# Eating alone in a restaurant



## DS29790bb (Dec 31, 2011)

Just wanted to share this. I had always been scared to go into a place and eat alone. I'm not talking about sit-down restaurants with waiters but like fast-food places and stuff like that. If I ever went alone, I would always get it to go just so I could eat elsewhere. I would be totally scared to eat alone.

Anyway, I got a job at a restaurant recently and it's like a fast-food place, but a nice and casual environment, very modern. Anyway, I was SHOCKED at how many people ate alone. I was probably the only one who cared or would notice this, but many people do this. And I had this stupid stereotype in my mind (don't hate on me for this) that the people who ate alone would be "slobby" I guess. But it's not.....all types of people do it. Yeah, that sounds judgmental, but I'm totally changed.

Either way, I now have the courage to eat alone in restaurants like this now that I realized no one cares and how common it is. I haven't actually done it yet, but I think I won't really have any fear of it anymore after this. 

Just wanted to share my observation with everyone


----------



## dismiss (Jul 26, 2012)

I like to bring a book, or go somewhere with televisions to stare at.


----------



## Charmander (Sep 5, 2012)

Well done! I also have a thing about not liking to eat alone. I guess it's the same as not wanting to be the loner in school. When I'm alone I pretend to play with my phone, haha.


----------



## snowyowl (Jan 22, 2012)

Good for you! I totally agree about the alone thing - I'm currently using my phone as a way to look busy before class starts. Usually in a situation like that, where I'm eating, I get out a book and read. I guess we just don't want to be known as loners.


----------



## DS29790bb (Dec 31, 2011)

snowyowl said:


> Good for you! I totally agree about the alone thing - I'm currently using my phone as a way to look busy before class starts. Usually in a situation like that, where I'm eating, I get out a book and read.

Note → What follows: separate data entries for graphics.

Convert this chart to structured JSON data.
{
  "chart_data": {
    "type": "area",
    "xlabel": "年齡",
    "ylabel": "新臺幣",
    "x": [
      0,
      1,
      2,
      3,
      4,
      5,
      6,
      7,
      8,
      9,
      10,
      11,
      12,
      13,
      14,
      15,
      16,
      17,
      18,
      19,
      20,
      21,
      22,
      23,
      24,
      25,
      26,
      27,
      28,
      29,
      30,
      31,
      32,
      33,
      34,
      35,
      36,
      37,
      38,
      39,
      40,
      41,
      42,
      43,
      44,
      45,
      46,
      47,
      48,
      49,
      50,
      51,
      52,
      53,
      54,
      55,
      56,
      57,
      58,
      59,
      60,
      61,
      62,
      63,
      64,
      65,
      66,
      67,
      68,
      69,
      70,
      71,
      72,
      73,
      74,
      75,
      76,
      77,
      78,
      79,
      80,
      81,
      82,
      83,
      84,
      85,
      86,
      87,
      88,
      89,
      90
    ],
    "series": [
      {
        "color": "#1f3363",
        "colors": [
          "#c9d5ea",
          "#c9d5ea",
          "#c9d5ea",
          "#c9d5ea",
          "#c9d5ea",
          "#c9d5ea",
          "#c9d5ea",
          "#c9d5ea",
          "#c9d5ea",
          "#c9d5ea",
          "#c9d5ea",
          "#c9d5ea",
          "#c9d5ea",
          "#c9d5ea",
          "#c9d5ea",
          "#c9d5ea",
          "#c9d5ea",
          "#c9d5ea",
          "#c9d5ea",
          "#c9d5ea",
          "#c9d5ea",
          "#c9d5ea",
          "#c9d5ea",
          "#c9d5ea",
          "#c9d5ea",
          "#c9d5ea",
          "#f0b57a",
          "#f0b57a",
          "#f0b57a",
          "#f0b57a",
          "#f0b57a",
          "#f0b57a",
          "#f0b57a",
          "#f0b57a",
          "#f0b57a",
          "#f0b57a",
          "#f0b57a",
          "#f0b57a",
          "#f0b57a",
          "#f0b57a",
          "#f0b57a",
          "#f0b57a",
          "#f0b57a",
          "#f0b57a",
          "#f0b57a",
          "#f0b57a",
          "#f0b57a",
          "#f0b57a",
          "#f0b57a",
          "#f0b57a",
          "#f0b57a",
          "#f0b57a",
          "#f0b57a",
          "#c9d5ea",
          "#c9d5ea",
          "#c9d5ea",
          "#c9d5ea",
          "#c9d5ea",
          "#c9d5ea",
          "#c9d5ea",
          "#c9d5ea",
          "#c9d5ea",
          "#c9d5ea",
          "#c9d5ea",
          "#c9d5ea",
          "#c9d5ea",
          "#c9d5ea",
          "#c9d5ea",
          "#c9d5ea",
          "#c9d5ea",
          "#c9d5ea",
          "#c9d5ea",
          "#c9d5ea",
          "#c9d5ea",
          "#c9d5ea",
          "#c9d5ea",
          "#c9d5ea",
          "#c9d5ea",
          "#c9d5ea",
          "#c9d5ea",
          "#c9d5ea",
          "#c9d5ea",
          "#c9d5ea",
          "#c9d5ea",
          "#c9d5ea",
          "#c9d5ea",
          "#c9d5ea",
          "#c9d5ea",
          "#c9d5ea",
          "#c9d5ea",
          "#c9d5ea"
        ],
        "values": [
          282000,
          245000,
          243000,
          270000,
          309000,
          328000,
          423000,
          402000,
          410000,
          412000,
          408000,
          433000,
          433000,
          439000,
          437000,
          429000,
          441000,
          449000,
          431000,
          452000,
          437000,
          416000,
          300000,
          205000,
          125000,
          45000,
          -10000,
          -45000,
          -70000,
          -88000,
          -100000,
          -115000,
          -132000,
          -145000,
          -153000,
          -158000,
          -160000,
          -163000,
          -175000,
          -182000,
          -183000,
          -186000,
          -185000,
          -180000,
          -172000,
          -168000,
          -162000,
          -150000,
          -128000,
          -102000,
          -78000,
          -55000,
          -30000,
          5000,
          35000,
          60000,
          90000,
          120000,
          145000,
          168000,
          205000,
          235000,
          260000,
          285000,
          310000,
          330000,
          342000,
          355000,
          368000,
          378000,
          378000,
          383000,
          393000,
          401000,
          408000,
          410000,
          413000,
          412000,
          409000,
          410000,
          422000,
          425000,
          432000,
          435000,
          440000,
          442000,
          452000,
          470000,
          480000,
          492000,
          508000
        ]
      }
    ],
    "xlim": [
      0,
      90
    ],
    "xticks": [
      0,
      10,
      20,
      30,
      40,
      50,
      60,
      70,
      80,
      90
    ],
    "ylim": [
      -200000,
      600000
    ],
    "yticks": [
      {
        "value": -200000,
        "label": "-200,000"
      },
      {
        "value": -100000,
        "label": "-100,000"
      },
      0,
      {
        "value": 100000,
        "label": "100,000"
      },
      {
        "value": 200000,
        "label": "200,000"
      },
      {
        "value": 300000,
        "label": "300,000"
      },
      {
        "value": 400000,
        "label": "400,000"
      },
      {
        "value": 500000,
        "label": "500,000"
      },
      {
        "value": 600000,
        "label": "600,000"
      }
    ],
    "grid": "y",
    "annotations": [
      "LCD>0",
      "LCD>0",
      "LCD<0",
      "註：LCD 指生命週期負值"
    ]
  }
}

I guess we just don't want to be known as loners.


That's exactly it.....I don't want to be seen as a loner. Books help though, but even if there is no book, it's fine. No one cares. I even look up to the people that do it......it speaks a lot about someone's confidence.


----------



## digitalbath (Feb 1, 2012)

I've done this before, at fast food places though. Never at a proper, sit-down and order your meal type restaurant (though at the moment I can't even afford to). I don't think I'd have the guts to sit down and wait for some 30 minutes while I watched all the couples and families, and me sitting there. Fast food is okay, it takes no time to prepare so you can sit, eat, and leave fairly quickly. Nowhere near as comfortable as eating at home, but not as bad as I thought it would be.

And also can I add that most of the people at these fast food places could care less whether you're eating by yourself or with friends! They're too much into their own food to care


----------